# UGG Boots online



## danaforever (10 Oct 2007)

Hi Everyone,

would anyone know or recommend any websites where I can purchase Ug Boots online.  I found some on google but not sure if they are any good and would like any thoughts opinons if you have any experience of purchasing Ugs online. thanks a lot.


----------



## foxylady (10 Oct 2007)

*Re: UG Boots online*



danaforever said:


> Hi Everyone,
> 
> would anyone know or recommend any websites where I can purchase Ug Boots online. I found some on google but not sure if they are any good and would like any thoughts opinons if you have any experience of purchasing Ugs online. thanks a lot.


[broken link removed] 

What about this one
[broken link removed]  or
[broken link removed]


----------



## Auntie (10 Oct 2007)

*Re: UG Boots online*

A girl I used to work with got them from here

[broken link removed]

She was very happy with the service/delivery etc


----------



## danaforever (11 Oct 2007)

*Re: UG Boots online*

thanks a lot


----------



## charliep (29 Jan 2008)

*Re: UG Boots online*

Hi, I really do stress that you do not buy from <snip>
I bought a pair of 'Uggs' for £90 on the 27th December 2007, they still haven't arrived (note they are not Uggs the trademarked boots). I chased the order up and was told the boots can take up to 15 days. I wrote back to explain that the boots were taking longer and that the boots aren't with the post office. Now I cannot reach anyone in customer services as they are not replying to my emails. There is no telephone number and no contact details to chase up the emails.

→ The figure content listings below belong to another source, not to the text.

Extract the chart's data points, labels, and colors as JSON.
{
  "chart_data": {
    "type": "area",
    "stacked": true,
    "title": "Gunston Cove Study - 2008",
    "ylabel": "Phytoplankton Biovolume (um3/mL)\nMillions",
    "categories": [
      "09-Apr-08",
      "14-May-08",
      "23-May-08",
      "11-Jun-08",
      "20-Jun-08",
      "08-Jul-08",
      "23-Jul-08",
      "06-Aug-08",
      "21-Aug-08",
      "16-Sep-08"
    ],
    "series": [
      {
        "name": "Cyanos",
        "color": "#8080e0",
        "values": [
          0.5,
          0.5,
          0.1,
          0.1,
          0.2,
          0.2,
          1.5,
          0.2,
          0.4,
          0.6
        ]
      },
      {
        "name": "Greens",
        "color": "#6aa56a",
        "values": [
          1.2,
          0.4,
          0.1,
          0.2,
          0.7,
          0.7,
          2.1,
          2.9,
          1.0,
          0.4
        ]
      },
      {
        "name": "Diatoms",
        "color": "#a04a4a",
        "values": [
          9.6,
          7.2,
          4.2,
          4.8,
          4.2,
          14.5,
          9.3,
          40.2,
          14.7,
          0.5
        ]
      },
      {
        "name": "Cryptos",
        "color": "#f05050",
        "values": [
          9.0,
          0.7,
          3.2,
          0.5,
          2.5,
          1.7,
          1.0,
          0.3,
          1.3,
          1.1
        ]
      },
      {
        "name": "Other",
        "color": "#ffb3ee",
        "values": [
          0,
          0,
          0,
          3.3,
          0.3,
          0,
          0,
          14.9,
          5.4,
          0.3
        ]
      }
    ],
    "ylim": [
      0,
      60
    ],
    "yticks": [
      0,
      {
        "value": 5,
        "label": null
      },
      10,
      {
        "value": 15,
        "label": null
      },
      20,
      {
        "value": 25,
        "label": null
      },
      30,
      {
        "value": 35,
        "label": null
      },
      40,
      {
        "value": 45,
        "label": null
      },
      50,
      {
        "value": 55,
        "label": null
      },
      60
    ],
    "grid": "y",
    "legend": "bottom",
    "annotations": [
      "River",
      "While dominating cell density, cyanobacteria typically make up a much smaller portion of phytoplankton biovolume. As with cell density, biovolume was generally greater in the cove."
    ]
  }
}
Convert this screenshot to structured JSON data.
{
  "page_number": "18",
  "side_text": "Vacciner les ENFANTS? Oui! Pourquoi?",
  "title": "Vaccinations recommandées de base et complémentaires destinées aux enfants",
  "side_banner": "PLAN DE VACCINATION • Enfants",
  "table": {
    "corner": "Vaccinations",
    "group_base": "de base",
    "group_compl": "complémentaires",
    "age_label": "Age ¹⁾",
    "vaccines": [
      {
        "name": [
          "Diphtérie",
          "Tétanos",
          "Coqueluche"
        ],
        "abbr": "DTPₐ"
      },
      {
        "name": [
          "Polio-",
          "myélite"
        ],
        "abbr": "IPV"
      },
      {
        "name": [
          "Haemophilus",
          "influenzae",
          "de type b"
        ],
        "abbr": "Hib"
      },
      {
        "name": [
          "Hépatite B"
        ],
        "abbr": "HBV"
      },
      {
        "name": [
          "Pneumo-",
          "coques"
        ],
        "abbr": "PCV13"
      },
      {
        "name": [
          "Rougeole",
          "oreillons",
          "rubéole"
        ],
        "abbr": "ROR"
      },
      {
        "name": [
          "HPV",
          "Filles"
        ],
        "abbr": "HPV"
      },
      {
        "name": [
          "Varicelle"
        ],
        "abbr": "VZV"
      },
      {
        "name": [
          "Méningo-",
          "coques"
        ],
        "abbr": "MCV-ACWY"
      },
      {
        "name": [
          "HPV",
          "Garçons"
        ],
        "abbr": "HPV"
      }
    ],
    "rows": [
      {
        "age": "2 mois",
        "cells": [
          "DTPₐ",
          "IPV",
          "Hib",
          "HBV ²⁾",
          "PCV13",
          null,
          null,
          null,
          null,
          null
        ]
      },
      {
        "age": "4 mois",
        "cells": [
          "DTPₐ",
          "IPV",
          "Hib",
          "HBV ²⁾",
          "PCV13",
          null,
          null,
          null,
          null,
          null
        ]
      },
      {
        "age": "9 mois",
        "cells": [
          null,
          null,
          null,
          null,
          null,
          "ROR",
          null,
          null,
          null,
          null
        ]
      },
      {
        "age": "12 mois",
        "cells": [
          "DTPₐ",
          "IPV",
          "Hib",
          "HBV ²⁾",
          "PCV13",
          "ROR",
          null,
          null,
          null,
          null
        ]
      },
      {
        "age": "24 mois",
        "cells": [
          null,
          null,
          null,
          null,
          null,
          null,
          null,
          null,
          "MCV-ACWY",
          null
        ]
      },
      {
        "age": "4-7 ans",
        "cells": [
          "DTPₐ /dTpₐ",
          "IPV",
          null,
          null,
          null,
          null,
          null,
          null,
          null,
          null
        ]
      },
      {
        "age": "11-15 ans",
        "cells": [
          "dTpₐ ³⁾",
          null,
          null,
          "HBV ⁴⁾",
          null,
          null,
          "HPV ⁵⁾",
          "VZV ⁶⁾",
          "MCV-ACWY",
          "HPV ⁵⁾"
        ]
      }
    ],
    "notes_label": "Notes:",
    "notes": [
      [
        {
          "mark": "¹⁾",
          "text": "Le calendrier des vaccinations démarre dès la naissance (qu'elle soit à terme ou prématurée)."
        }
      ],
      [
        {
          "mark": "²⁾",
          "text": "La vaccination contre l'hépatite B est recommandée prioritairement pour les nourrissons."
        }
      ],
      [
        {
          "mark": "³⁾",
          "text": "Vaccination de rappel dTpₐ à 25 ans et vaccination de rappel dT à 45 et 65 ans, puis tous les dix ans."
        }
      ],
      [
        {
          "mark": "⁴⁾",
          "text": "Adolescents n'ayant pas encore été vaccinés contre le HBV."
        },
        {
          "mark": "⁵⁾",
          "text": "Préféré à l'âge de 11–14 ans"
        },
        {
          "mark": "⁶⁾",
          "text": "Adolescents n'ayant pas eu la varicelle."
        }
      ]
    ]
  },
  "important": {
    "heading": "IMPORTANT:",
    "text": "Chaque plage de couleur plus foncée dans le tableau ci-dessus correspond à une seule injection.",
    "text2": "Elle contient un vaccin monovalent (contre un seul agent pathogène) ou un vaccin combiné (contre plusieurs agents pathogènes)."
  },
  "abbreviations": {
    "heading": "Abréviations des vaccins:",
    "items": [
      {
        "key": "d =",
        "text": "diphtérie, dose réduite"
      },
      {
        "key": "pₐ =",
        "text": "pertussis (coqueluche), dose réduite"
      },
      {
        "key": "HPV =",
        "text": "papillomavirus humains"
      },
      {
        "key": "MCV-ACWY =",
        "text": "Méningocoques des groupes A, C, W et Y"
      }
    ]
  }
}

I am currently £90 out of pocket  with no way of contacting the 'company'.


----------



## kilomike (29 Jan 2008)

*Re: UG Boots online*

They are also for sale/auction on ebay


----------



## ajapale (16 Feb 2008)

How can you tell the difference between real and fake UGG's?


----------



## fintans (17 Feb 2008)

ajapale said:


> How can you tell the difference between real and fake UGG's?


 
I know it's difficult - particularly as the people who wear them have that orange fake tan on - or is it a real tan?


----------



## big bird (17 Feb 2008)

Found this on another forum.

*When is an Ugg not an Ugg?

*Having done some digging, it appears that in Australia, the word Ugg is a generic term for sheepskin boots. So just because a pair of Ugg Boots isn’t made by “UGG® Australia” –the famous brand beloved by celebs such as Pammy Anderson – they aren’t necessarily fake. 

Aussie folks have been making Ugg-style sheepskin boots for over a century. Many MoneySavers have given feedback that alternative brands such as Kiwi Sheepskins and Snug Australia can be just as snug and comfy as UGG Australia. Kiwi Sheepskins start from £50 inc delivery and Snug Australia from £62; so if you’re not fussed about the posh brand, these can be a baa-gain (sorry!).

*How to check that boots are genuine UGG Australia *

The famous UGG Australia brand is made by Deckers corporation. If that's what you're after there are ways to spot imposters. 

UGG Australia boots have a large middle G on the logo, as seen on the Office website
They have real sheepskin fur inside; fakes often use synthentic
They are made in New Zealand, Australia, and more recently, China
If you want to check that a retailer is legit, email Deckers at info@uggaustralia.com and ask that retailer is licensed to sell UGG Australias


----------



## ajapale (17 Feb 2008)

Thanks BB,

So theres more to UGG's than meets the eye!

aj


----------